As noted, the stability studies done by manufacturers are only one of the elements that need to be considered when exploring the possibility of a product being suitable for use in a CTC. The studies conducted to assign a VVM are useful for giving an indication of CTC suitability but on their own are not sufficient for relabeling—hence the need for the full guidelines on licensing vaccines for use in a CTC which are, as noted, currently under finalization with WHO’s Essential Medicines Programme. These will go to WHO’s Expert Committee on Biological Standardization for endorsement in October.

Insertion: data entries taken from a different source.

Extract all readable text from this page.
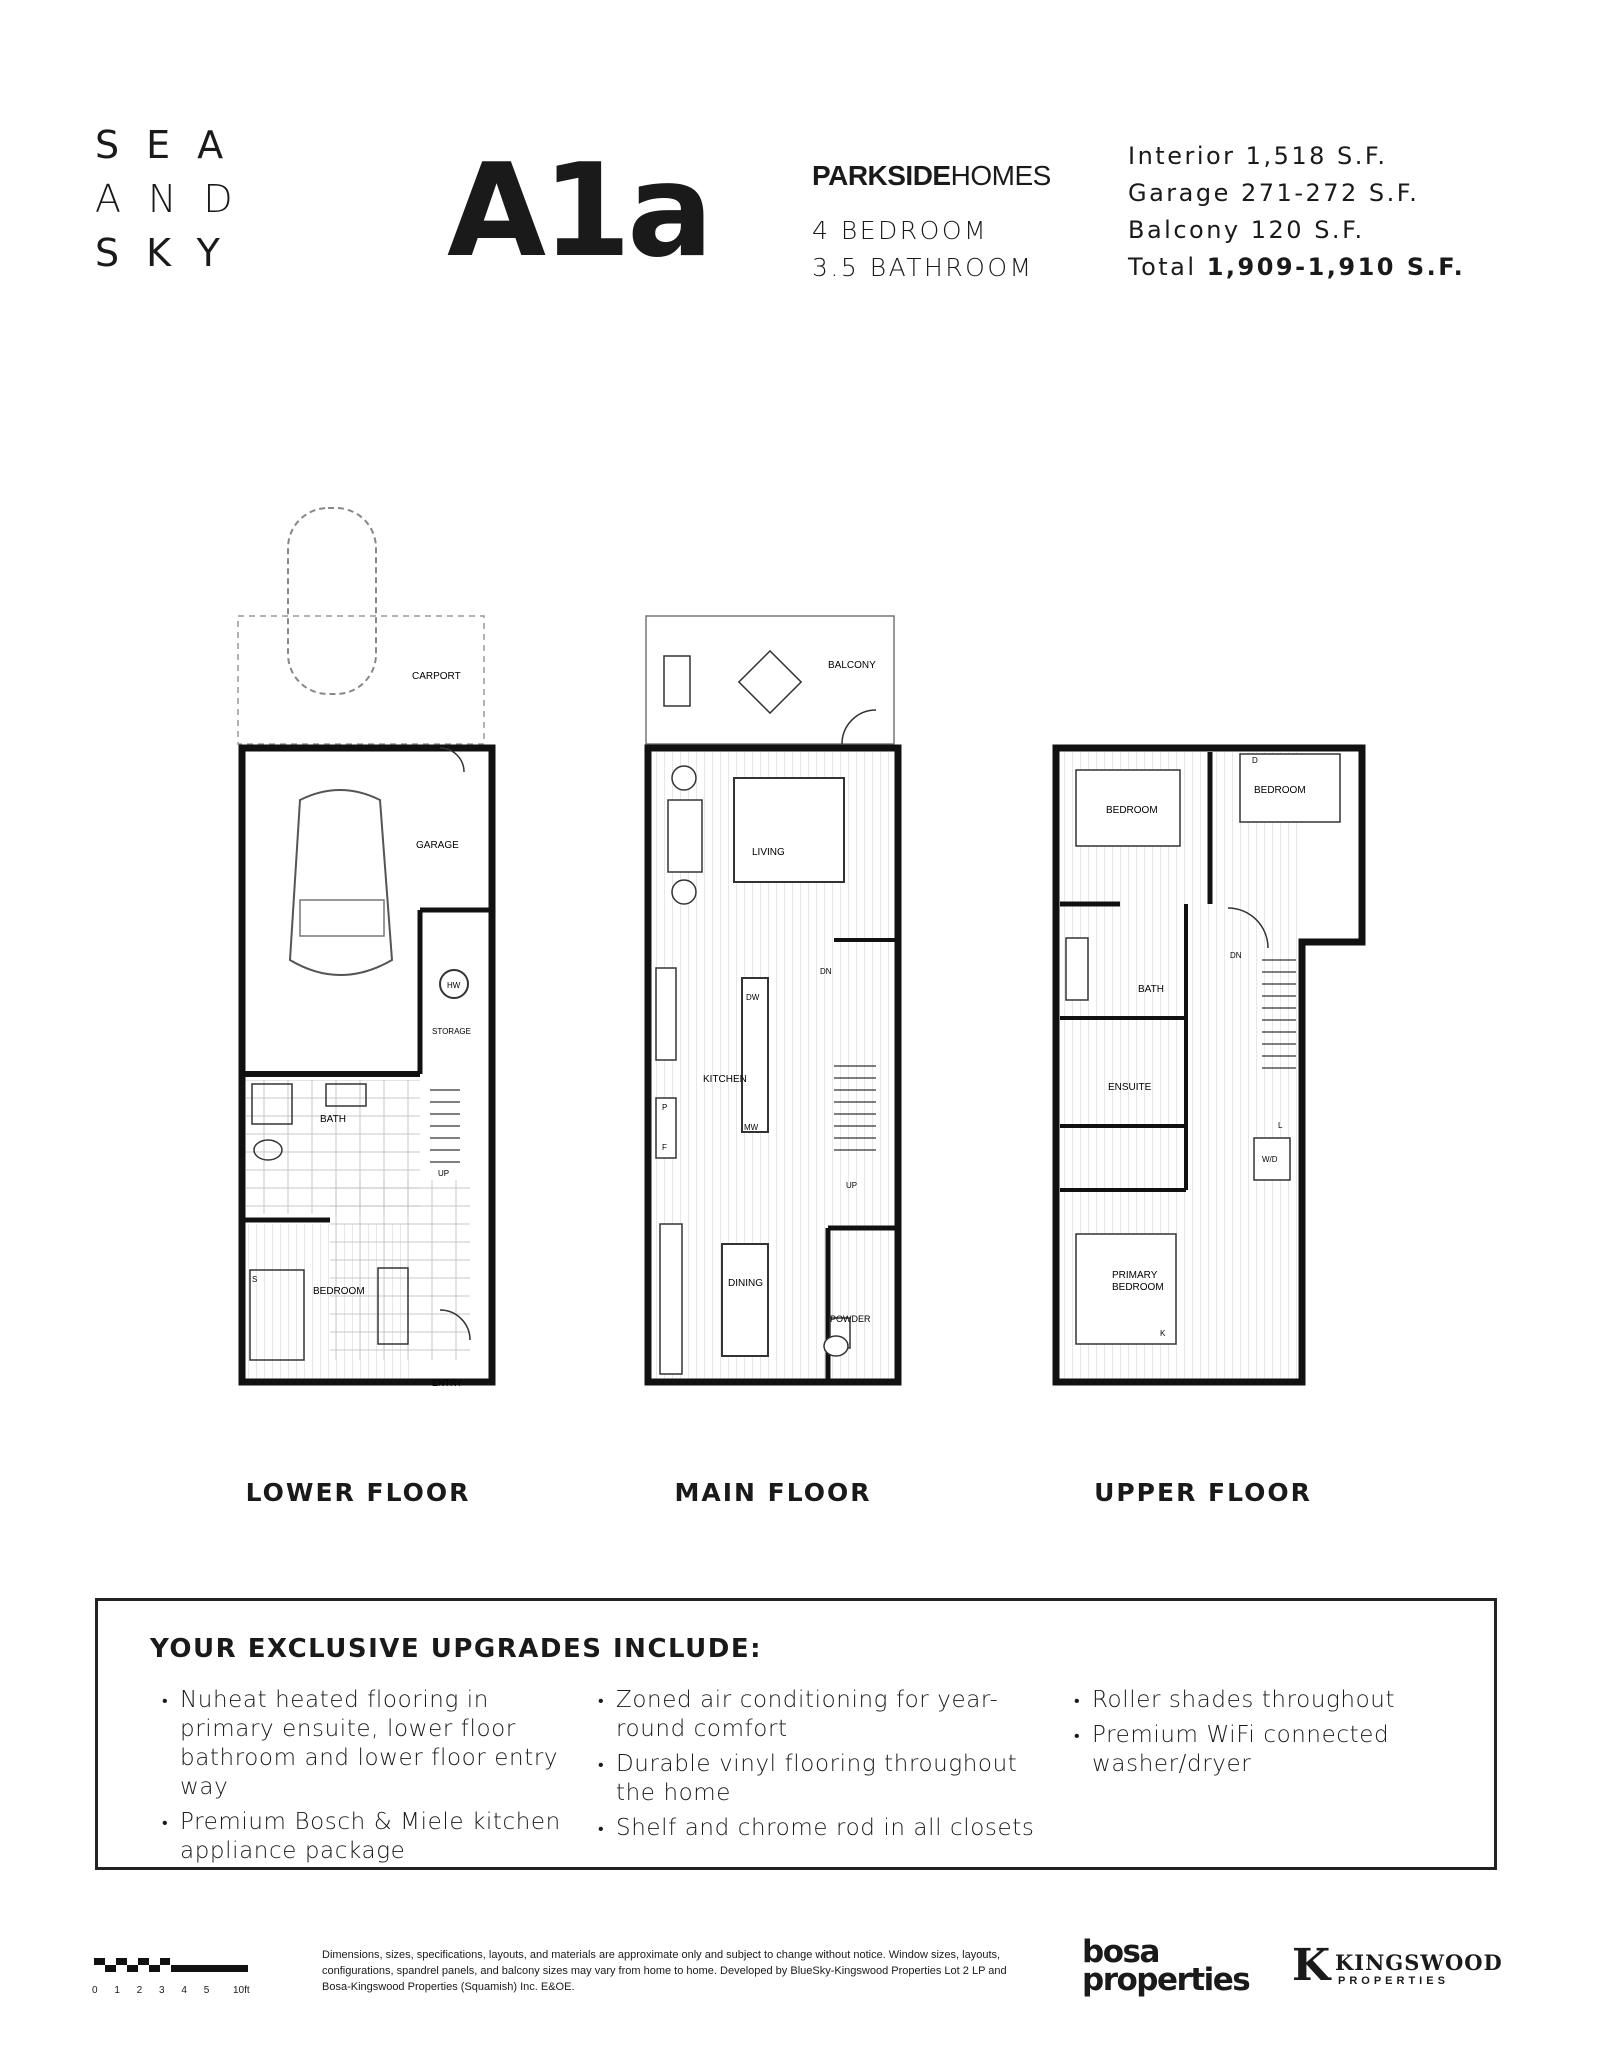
SEA
AND
SKY A1a	PARKSIDEHOMES
4 BEDROOM
3.5 BATHROOM
Interior 1,518 S.F.
Garage 271-272 S.F.
Balcony 120 S.F.
Total 1,909-1,910 S.F.
CARPORT
GARAGE
HW
STORAGE
BATH
BEDROOM
ENTRY
UP
S
BALCONY
LIVING
KITCHEN
DINING
POWDER
DW
MW
P
F
DN
UP
BEDROOM
BEDROOM
BATH
ENSUITE
PRIMARY
BEDROOM
DN
W/D
L
D
K
LOWER FLOOR	MAIN FLOOR	UPPER FLOOR
YOUR EXCLUSIVE UPGRADES INCLUDE:
• Nuheat heated flooring in primary ensuite, lower floor bathroom and lower floor entry way
• Premium Bosch & Miele kitchen appliance package
• Zoned air conditioning for year-round comfort
• Durable vinyl flooring throughout the home
• Shelf and chrome rod in all closets
• Roller shades throughout
• Premium WiFi connected washer/dryer
0 1 2 3 4 5 10ft
Dimensions, sizes, specifications, layouts, and materials are approximate only and subject to change without notice. Window sizes, layouts, configurations, spandrel panels, and balcony sizes may vary from home to home. Developed by BlueSky-Kingswood Properties Lot 2 LP and Bosa-Kingswood Properties (Squamish) Inc. E&OE.
bosa
properties K KINGSWOOD
PROPERTIES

The decision of what temperature threshold to choose is not easy. Ideally there would of course be no upper limit. But in reality, vaccines are biological products and exposure to higher temperature does have an impact on their potency. The higher the temperature threshold chosen, the shorter the duration of time that a product can be kept at that temperature. Choosing a limit higher than 40C means the time available for use in a CTC drops dramatically and no longer becomes programmatically feasible. Lowering the threshold to 37C while giving us more days, severely limits the places where CTC can be used given that temperatures are regularly above 37C but below 40C throughout the year. Several temperature monitoring studies done by placing temperature loggers in vaccine carriers during outreach activities showed that, during standard activities, temperatures rarely reached 40C, while they did often surpass 37C. Therefore the ability of a vaccine to be used at temperatures of up to 40C for a period not shorter than 3 days was set as the minimum threshold for CTC licensure.